The Waterloo-based company announced Tuesday Open Text Everywhere so customers can now be BlackBerry-enabled and access ECM tools across the corporate firewall. Eugene Roman, chief technology officer with Open Text, said combining the broad install base captured by Research In Motion Ltd.‘s popular enterprise device with ECM tools will enable customers to do so much more.


“While laptops are useful smart phones become much more useful because it is information on demand, information on the fly,” said Roman.


But Nigel Wallis, research director with Toronto-based IDC Canada Ltd., said that ECM has morphed and become so broad in scope that Open Text must go mobile in addition to doing other things. “This is one step among many that Open Text has to look at in order to keep bringing their suite in front of IT buyers,” said Wallis.

Open Text invests CD$225 million in R&D 

Content management has become an “under-thought” area of the IT product market in the last few years, said Wallis. Moreover, it’s a competitive threat to Open Text that ECM has changed in the way that it has, he said, with vendors like Google Inc. taking a content search approach to ECM and Microsoft Corp. taking a content management portal approach with SharePoint.

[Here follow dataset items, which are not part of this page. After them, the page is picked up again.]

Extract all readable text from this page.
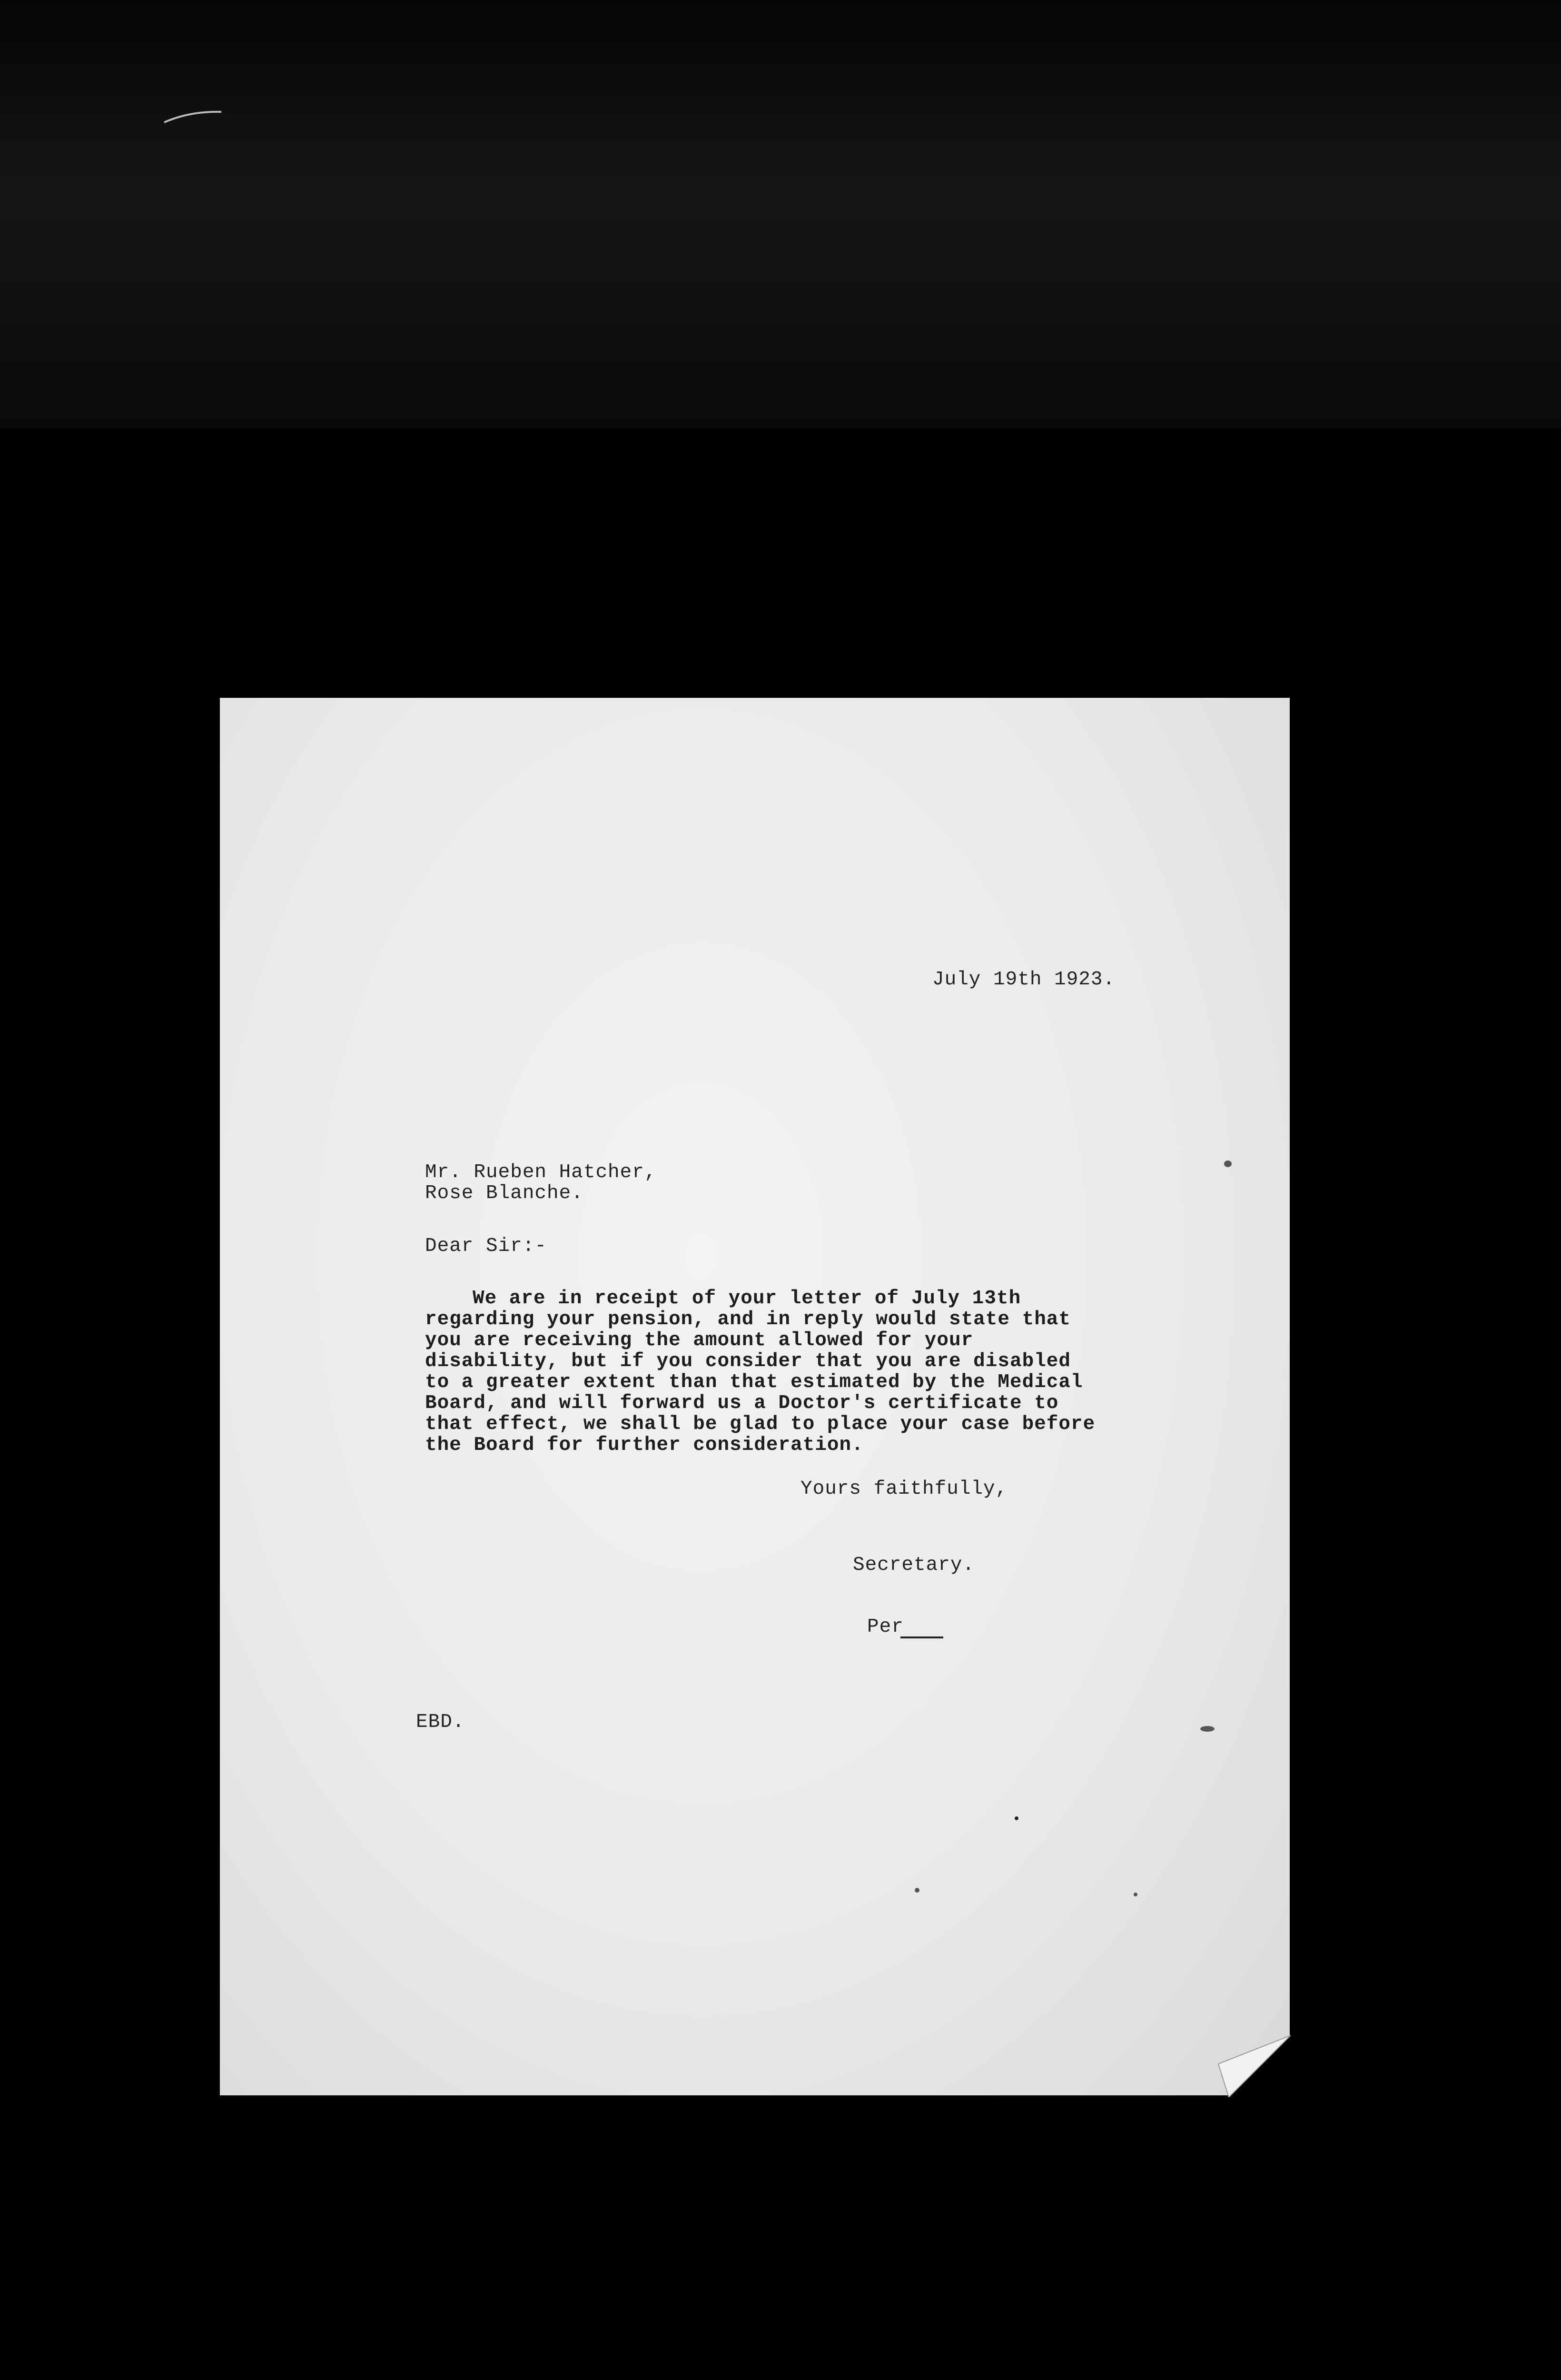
July 19th 1923.

Mr. Rueben Hatcher,

Rose Blanche.

Dear Sir:-

We are in receipt of your letter of July 13th regarding your pension, and in reply would state that you are receiving the amount allowed for your disability, but if you consider that you are disabled to a greater extent than that estimated by the Medical Board, and will forward us a Doctor's certificate to that effect, we shall be glad to place your case before the Board for further consideration.

Yours faithfully,

Secretary.

Per

EBD.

Wallis said users don’t want to buy a shovel but want a hole in the ground. “In this case, people don’t care necessarily that it’s content management,” he said.

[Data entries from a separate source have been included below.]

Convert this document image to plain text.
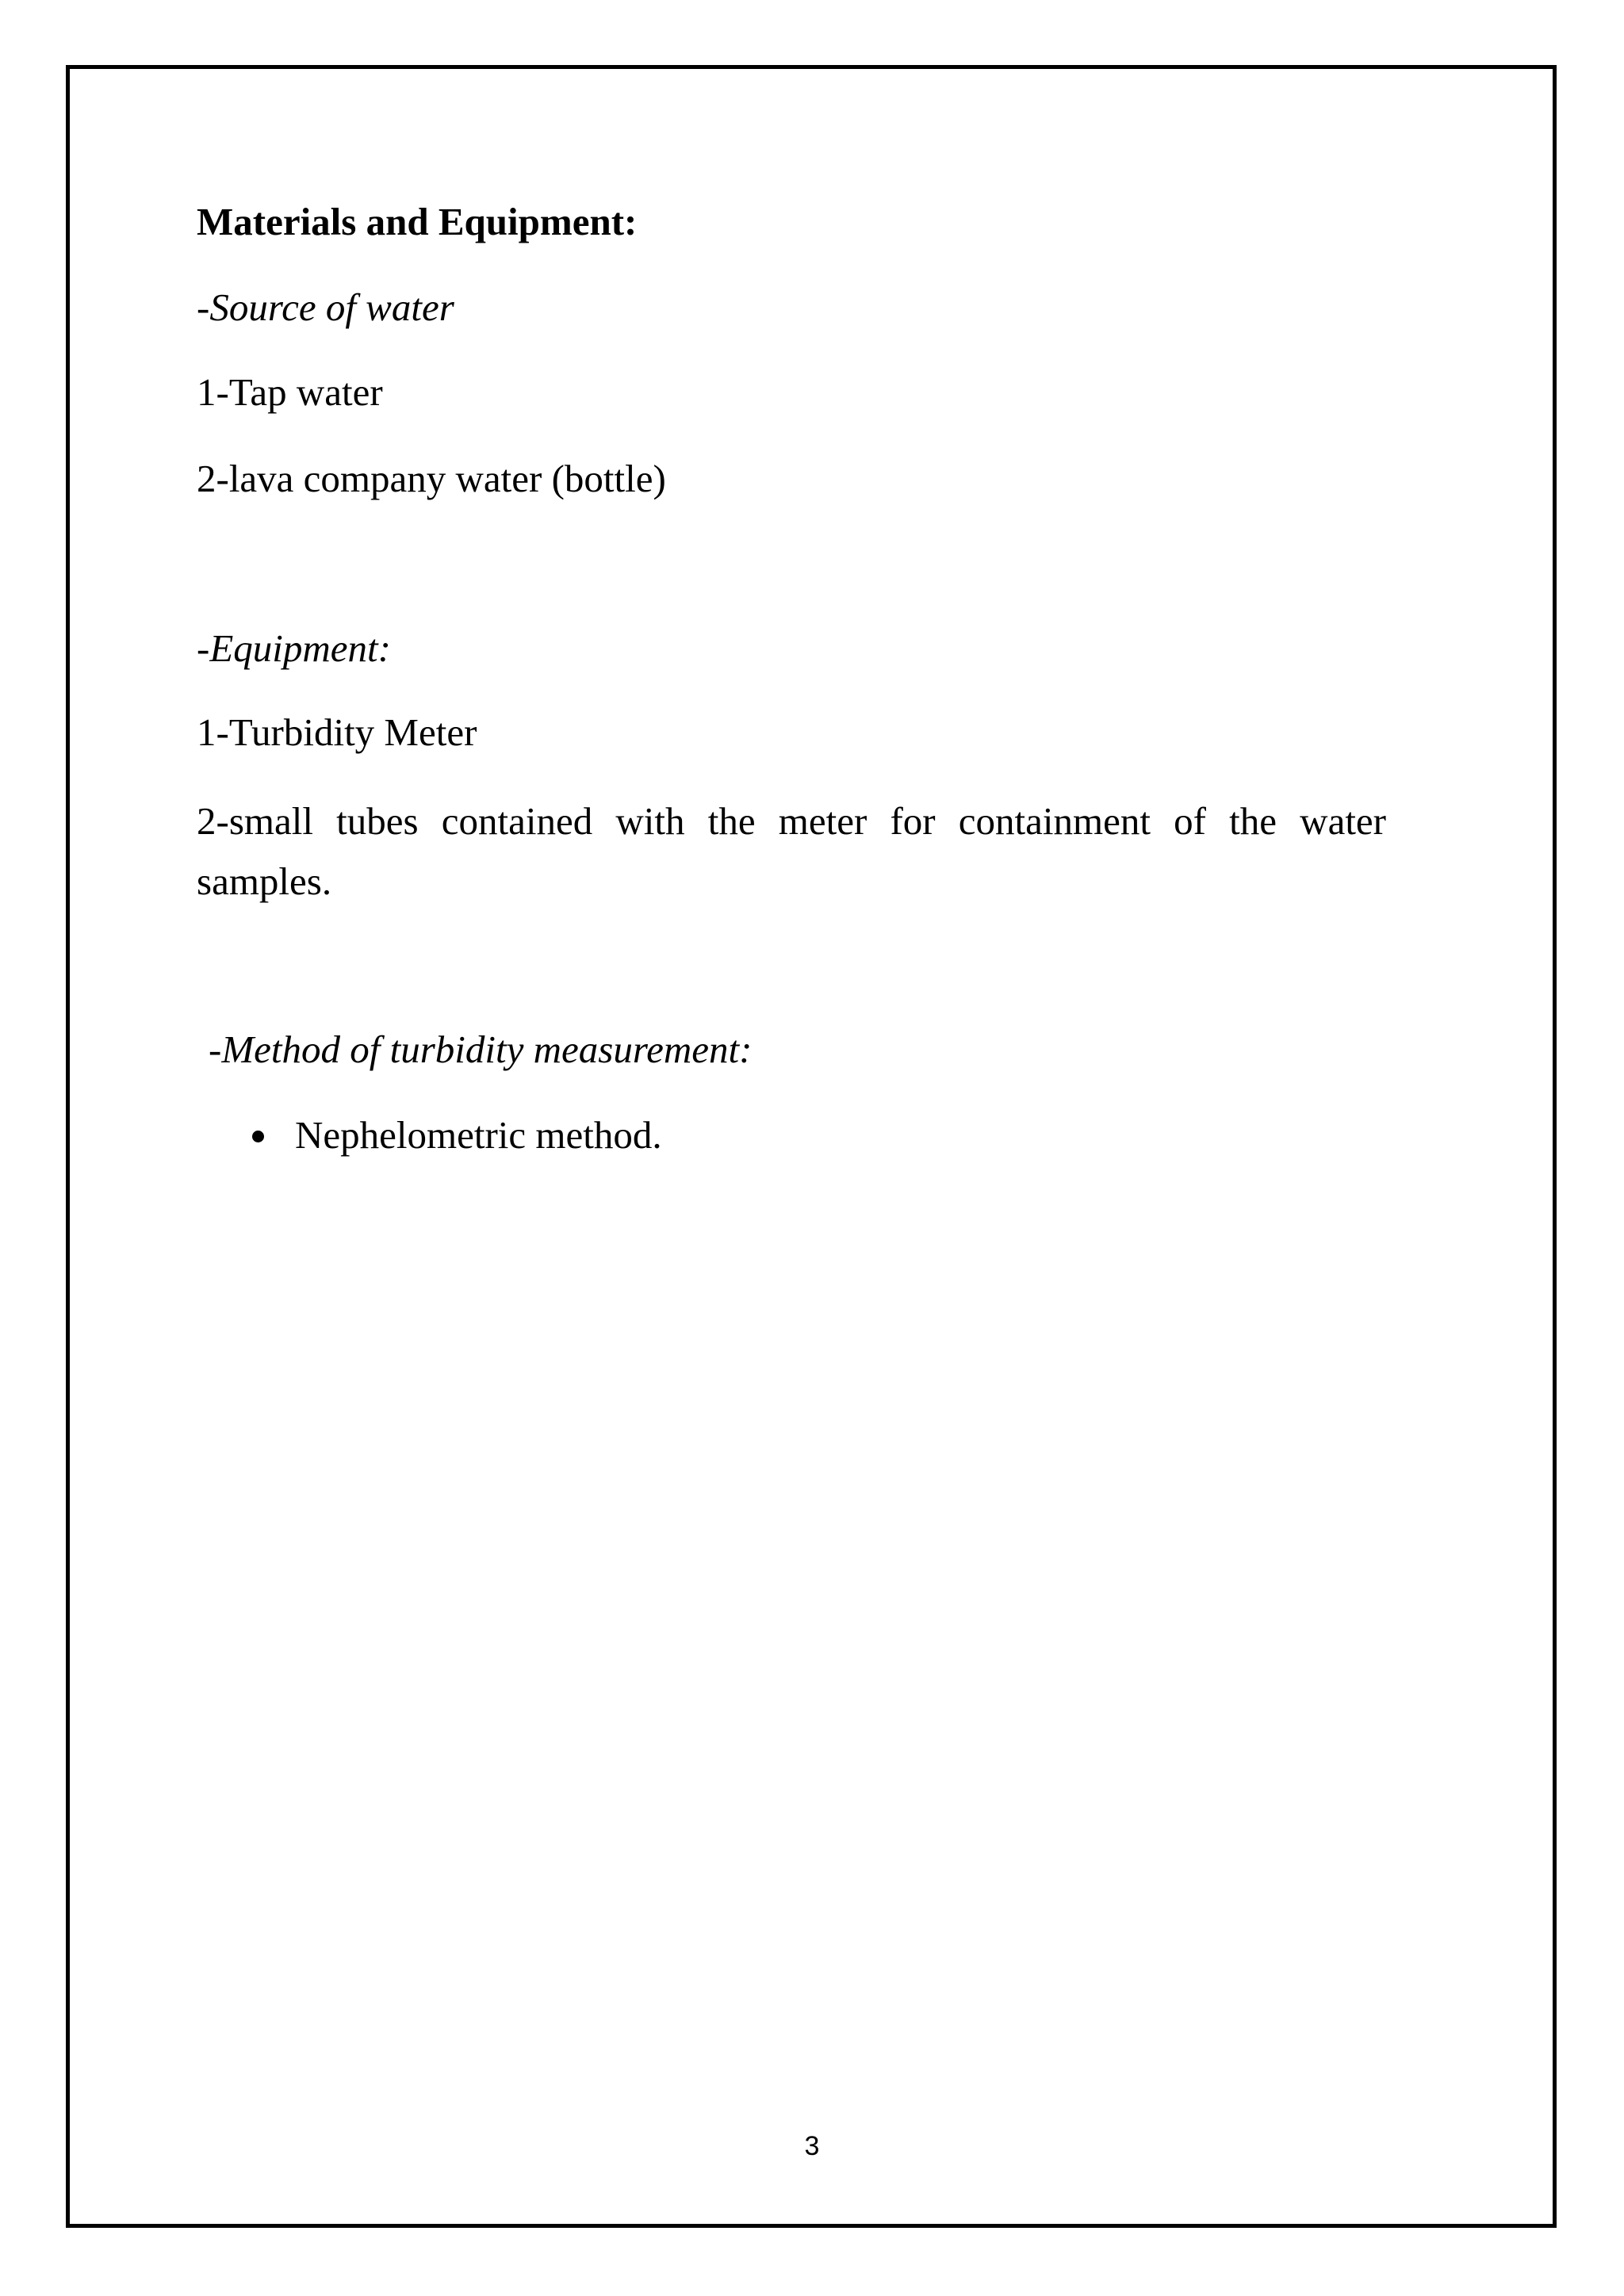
Materials and Equipment:
-Source of water
1-Tap water
2-lava company water (bottle)
-Equipment:
1-Turbidity Meter
2-small tubes contained with the meter for containment of the water samples.
-Method of turbidity measurement:
Nephelometric method.
3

Wallis is surprised that Open Text hadn’t extended its ECM offerings to the mobile much earlier, citing enterprise-specific form factor and security challenges as possible reasons for the delay. “The architecture is a different scale of problems than architecting the latest coolest Flash game on your phone,” said Wallis.


Roman acknowledged the limitations, like smaller screen footprint, presented by mobile devices and said the mobile ECM offerings focus on the essentials for the mobile user. “It doesn’t give you the kitchen sink … but it sure gives you what you need to get the job done,” he said.


But he said Open Text worked hard to not lose the benefits of ECM when translated to the BlackBerry. Compact forms of information in small widgets is one such example of the mobile transition.


The mobile ECM tools really leverage the secure BlackBerry platform to focus on process workflow like document approvals, said Roman. “If you get a notification from the content server that you’ve got an approval waiting, and you’ve got to go back and try and connect to a laptop or a desktop, this really closes that gap,” said Roman.


Following support for the BlackBerry, Roman said Apple Inc.’s iPhone is the next likely step. Open Text is also considering other platforms including Symbian, Google Android and Microsoft Windows 7.